Shukla was aboard the private Axiom Space Mission 4, or Ax-4, which lifted off from NASA's Kennedy Space Center in Florida in the latest mission organized by the Texas-based startup in partnership with Elon Musk's rocket venture SpaceX.
It is expected to dock in the space-facing port of the station's Harmony module at 7 a.m. ET on Thursday.
The private mission includes decorated former NASA astronaut Peggy Whitson, as well as Sławosz Uznański-Wiśniewski of Poland and Tibor Kapu of Hungary – two other spaceflight novices who will become the first from their countries to visit the ISS.
Shukla, who is the mission's pilot, and the others are expected to spend about two weeks aboard the ISS, helping to carry out roughly 60 experiments before returning home.
NASA and the Indian Space Research Organisation (ISRO) are collaborating on the mission, according to a statement from the US space agency.
India's Prime Minister Narendra Modi said Shukla 'carries with him the wishes, hopes and aspirations of 1.4 billion Indians' in a post on X.
'Wish him and other astronauts all the success!' he wrote.
Shukla is only the second Indian citizen to travel into space after Rakesh Sharma, who flew aboard a Soviet rocket in 1984.
Sharma wished the Ax-4 crew well.
'Wishing you all the very best. To the crew, godspeed,' he said in a video message posted online by the Press Trust of India.
'Spend as much time as possible looking out of the window.'
Shukla's parents were seen getting emotional as they watched a livestream of the blast-off in the northern city of Lucknow.
'He's the first person, the first Indian in the ISS. It is really a great moment for us Indians,' student Isma Tarikh told Reuters. 'It is an inspiration for me… Even I want to become something great and be a world contributor just like (Shukla).'
Another student, Mohammad Hamughan, called it a 'proud moment for Indians.'
He told Reuters: 'It inspires me to become a space scientist.

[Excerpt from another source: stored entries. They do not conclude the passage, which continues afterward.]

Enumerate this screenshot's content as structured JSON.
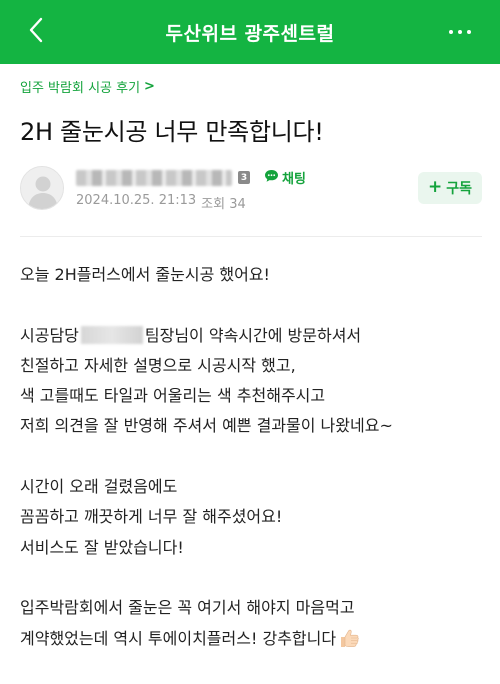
{
  "header": {
    "title": "두산위브 광주센트럴",
    "back_icon": "chevron-left-icon",
    "more_icon": "more-dots-icon",
    "bg_color": "#14b442"
  },
  "breadcrumb": {
    "label": "입주 박람회 시공 후기",
    "chevron": ">"
  },
  "post": {
    "title": "2H 줄눈시공 너무 만족합니다!"
  },
  "author": {
    "level": "3",
    "chat_label": "채팅",
    "date": "2024.10.25. 21:13",
    "views_label": "조회 34",
    "subscribe_label": "구독",
    "subscribe_plus": "+"
  },
  "content": {
    "p1": [
      "오늘 2H플러스에서 줄눈시공 했어요!"
    ],
    "p2_l1_before": "시공담당",
    "p2_l1_after": "팀장님이 약속시간에 방문하셔서",
    "p2": [
      "친절하고 자세한 설명으로 시공시작 했고,",
      "색 고를때도 타일과 어울리는 색 추천해주시고",
      "저희 의견을 잘 반영해 주셔서 예쁜 결과물이 나왔네요~"
    ],
    "p3": [
      "시간이 오래 걸렸음에도",
      "꼼꼼하고 깨끗하게 너무 잘 해주셨어요!",
      "서비스도 잘 받았습니다!"
    ],
    "p4_l1": "입주박람회에서 줄눈은 꼭 여기서 해야지 마음먹고",
    "p4_l2": "계약했었는데 역시 투에이치플러스! 강추합니다",
    "emoji": "thumbs-up-icon"
  }
}
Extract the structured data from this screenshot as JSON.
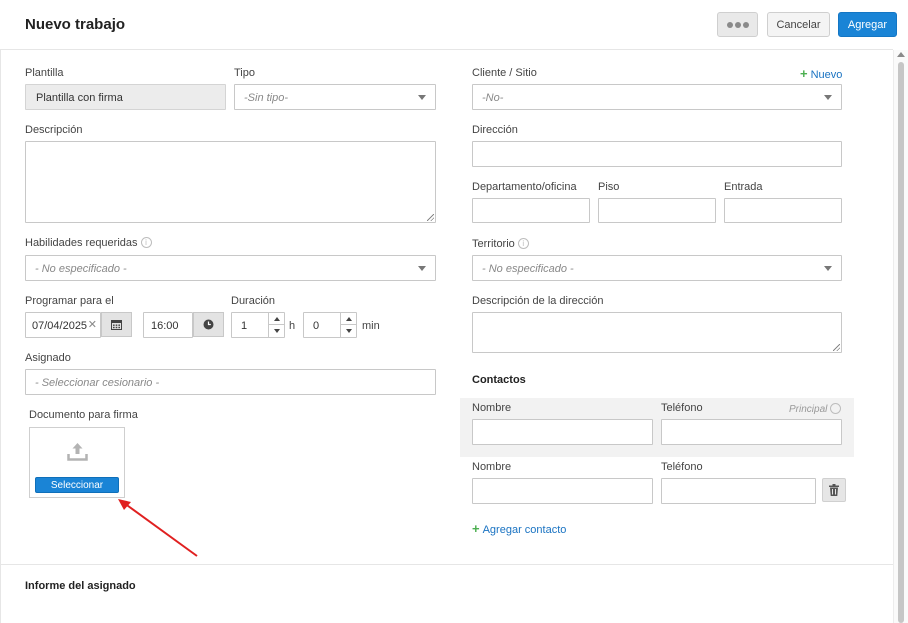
{
  "header": {
    "title": "Nuevo trabajo",
    "cancel_label": "Cancelar",
    "add_label": "Agregar"
  },
  "left": {
    "template_label": "Plantilla",
    "template_value": "Plantilla con firma",
    "type_label": "Tipo",
    "type_value": "-Sin tipo-",
    "description_label": "Descripción",
    "skills_label": "Habilidades requeridas",
    "skills_value": "- No especificado -",
    "schedule_label": "Programar para el",
    "date_value": "07/04/2025",
    "time_value": "16:00",
    "duration_label": "Duración",
    "hours_value": "1",
    "hours_unit": "h",
    "minutes_value": "0",
    "minutes_unit": "min",
    "assigned_label": "Asignado",
    "assigned_placeholder": "- Seleccionar cesionario -",
    "document_label": "Documento para firma",
    "select_button": "Seleccionar"
  },
  "right": {
    "client_label": "Cliente / Sitio",
    "new_link": "Nuevo",
    "client_value": "-No-",
    "address_label": "Dirección",
    "apartment_label": "Departamento/oficina",
    "floor_label": "Piso",
    "entrance_label": "Entrada",
    "territory_label": "Territorio",
    "territory_value": "- No especificado -",
    "address_desc_label": "Descripción de la dirección",
    "contacts_title": "Contactos",
    "contacts": [
      {
        "name_label": "Nombre",
        "phone_label": "Teléfono",
        "principal_label": "Principal"
      },
      {
        "name_label": "Nombre",
        "phone_label": "Teléfono"
      }
    ],
    "add_contact_link": "Agregar contacto"
  },
  "footer": {
    "assignee_report_title": "Informe del asignado"
  },
  "colors": {
    "primary": "#1a84d6",
    "link": "#1a73c2",
    "plus_icon": "#4caf50",
    "arrow": "#e02020"
  }
}
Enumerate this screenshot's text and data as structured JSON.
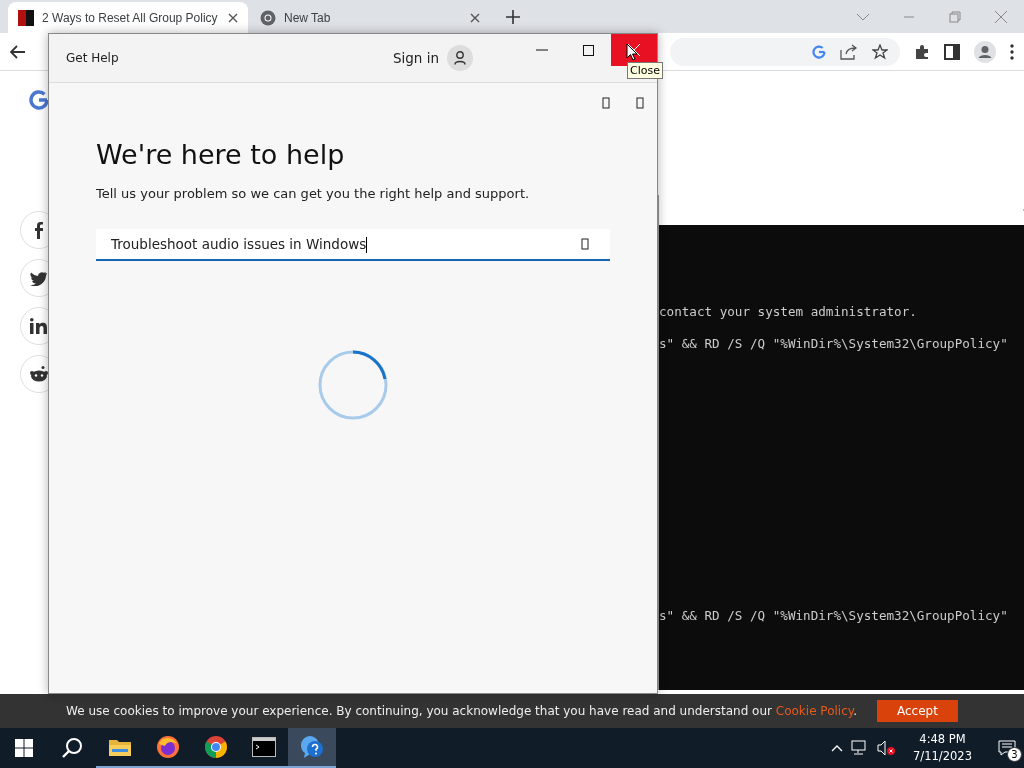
{
  "browser": {
    "tabs": [
      {
        "title": "2 Ways to Reset All Group Policy",
        "selected": true
      },
      {
        "title": "New Tab",
        "selected": false
      }
    ],
    "cookie_banner": {
      "text": "We use cookies to improve your experience. By continuing, you acknowledge that you have read and understand our ",
      "link": "Cookie Policy",
      "end": ".",
      "button": "Accept"
    }
  },
  "console": {
    "lines": [
      "contact your system administrator.",
      "s\" && RD /S /Q \"%WinDir%\\System32\\GroupPolicy\"",
      "s\" && RD /S /Q \"%WinDir%\\System32\\GroupPolicy\""
    ]
  },
  "get_help": {
    "title": "Get Help",
    "sign_in": "Sign in",
    "tooltip": "Close",
    "heading": "We're here to help",
    "subtitle": "Tell us your problem so we can get you the right help and support.",
    "search": {
      "value": "Troubleshoot audio issues in Windows"
    }
  },
  "taskbar": {
    "apps": [
      {
        "kind": "explorer",
        "selected": false
      },
      {
        "kind": "firefox",
        "selected": false
      },
      {
        "kind": "chrome",
        "selected": false
      },
      {
        "kind": "terminal",
        "selected": false
      },
      {
        "kind": "help",
        "selected": true
      }
    ],
    "time": "4:48 PM",
    "date": "7/11/2023",
    "notifications": "3"
  }
}
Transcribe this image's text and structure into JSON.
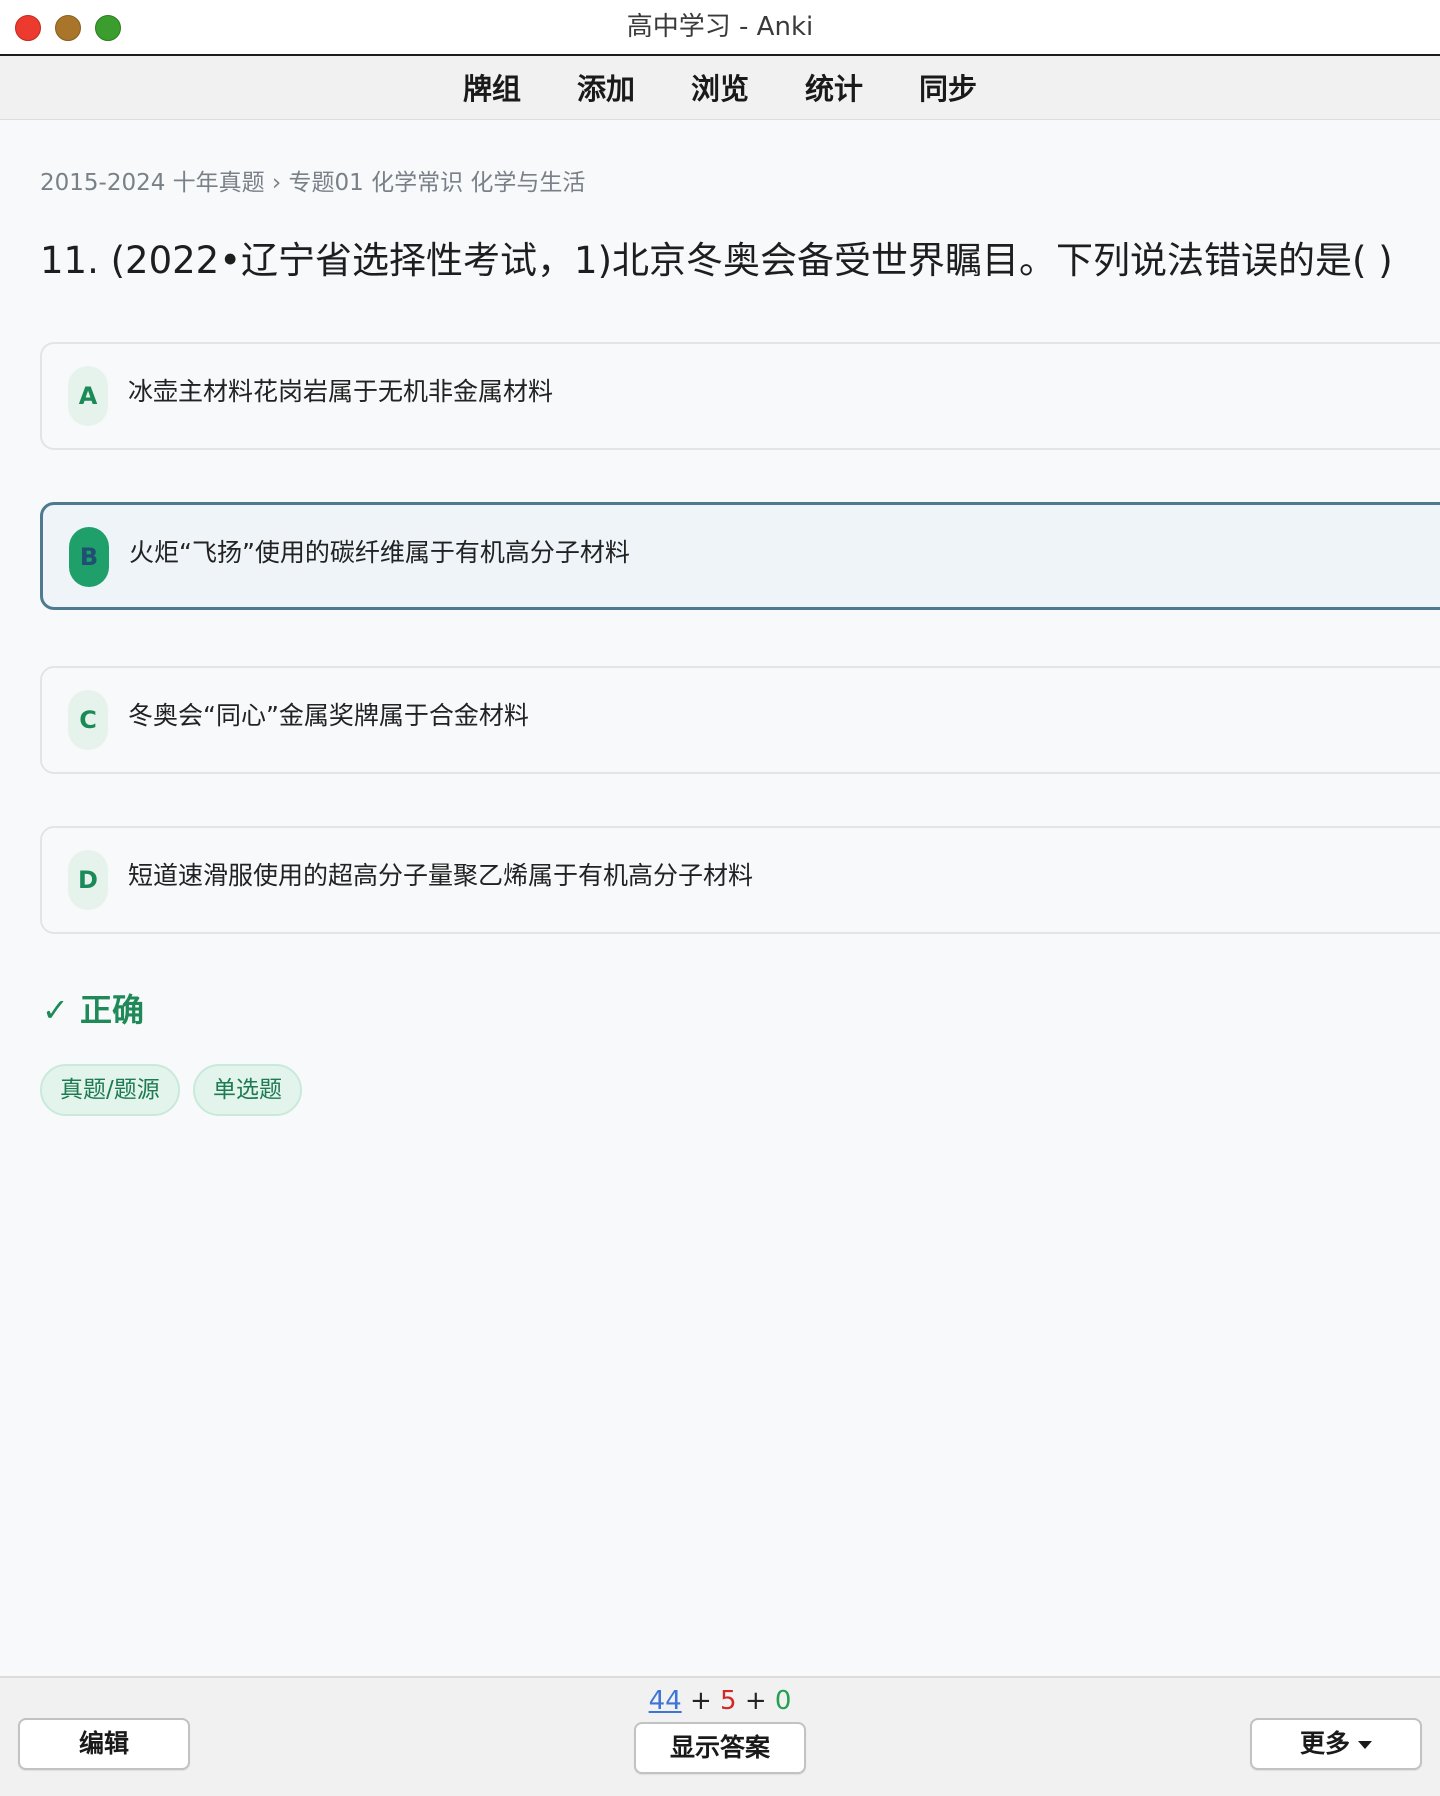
{
  "window": {
    "title": "高中学习 - Anki"
  },
  "toolbar": {
    "items": [
      "牌组",
      "添加",
      "浏览",
      "统计",
      "同步"
    ]
  },
  "card": {
    "breadcrumb": "2015-2024 十年真题 › 专题01 化学常识 化学与生活",
    "question": "11.  (2022•辽宁省选择性考试，1)北京冬奥会备受世界瞩目。下列说法错误的是( )",
    "options": [
      {
        "letter": "A",
        "text": "冰壶主材料花岗岩属于无机非金属材料",
        "selected": false
      },
      {
        "letter": "B",
        "text": "火炬“飞扬”使用的碳纤维属于有机高分子材料",
        "selected": true
      },
      {
        "letter": "C",
        "text": "冬奥会“同心”金属奖牌属于合金材料",
        "selected": false
      },
      {
        "letter": "D",
        "text": "短道速滑服使用的超高分子量聚乙烯属于有机高分子材料",
        "selected": false
      }
    ],
    "result": {
      "icon": "check-icon",
      "text": "正确",
      "glyph": "✓"
    },
    "tags": [
      "真题/题源",
      "单选题"
    ]
  },
  "bottom": {
    "counts": {
      "new": "44",
      "plus1": "+",
      "learn": "5",
      "plus2": "+",
      "review": "0"
    },
    "edit_label": "编辑",
    "show_answer_label": "显示答案",
    "more_label": "更多"
  },
  "colors": {
    "accent_green": "#1f8a57",
    "selected_border": "#4e7a90",
    "new_count": "#3d75d6",
    "learn_count": "#d22828",
    "review_count": "#23a050"
  }
}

I have always loved to read about sci-fi and all of the stuff, but this is inspiring for us as a student.'
Shukla's flight is seen as a precursor to India's own Gaganyaan mission, the country's first human space mission, set to take off in 2027.
Four Indian air force pilots selected for that mission have completed initial training in Russia and are undergoing further training in India, according to a May statement from the Indian government.
India's space ambitions have accelerated under Modi, who was elected to a third term last June and has tried to assert India's place on the global stage.
In January, it became only the fourth country to successfully achieve an unmanned docking in space.
In 2023, India joined an elite space club becoming the fourth country to land a spacecraft on the moon. The historic Chandrayaan-3 mission, the first to make a soft landing close to the moon's unexplored South Pole, has collected samples that are helping scientists understand how the moon was formed and evolved over time.
The country has also set its sights on building its own space station by 2035, which will be called the Bharatiya Antariksha Station, and launching its first orbital mission to Venus in 2028.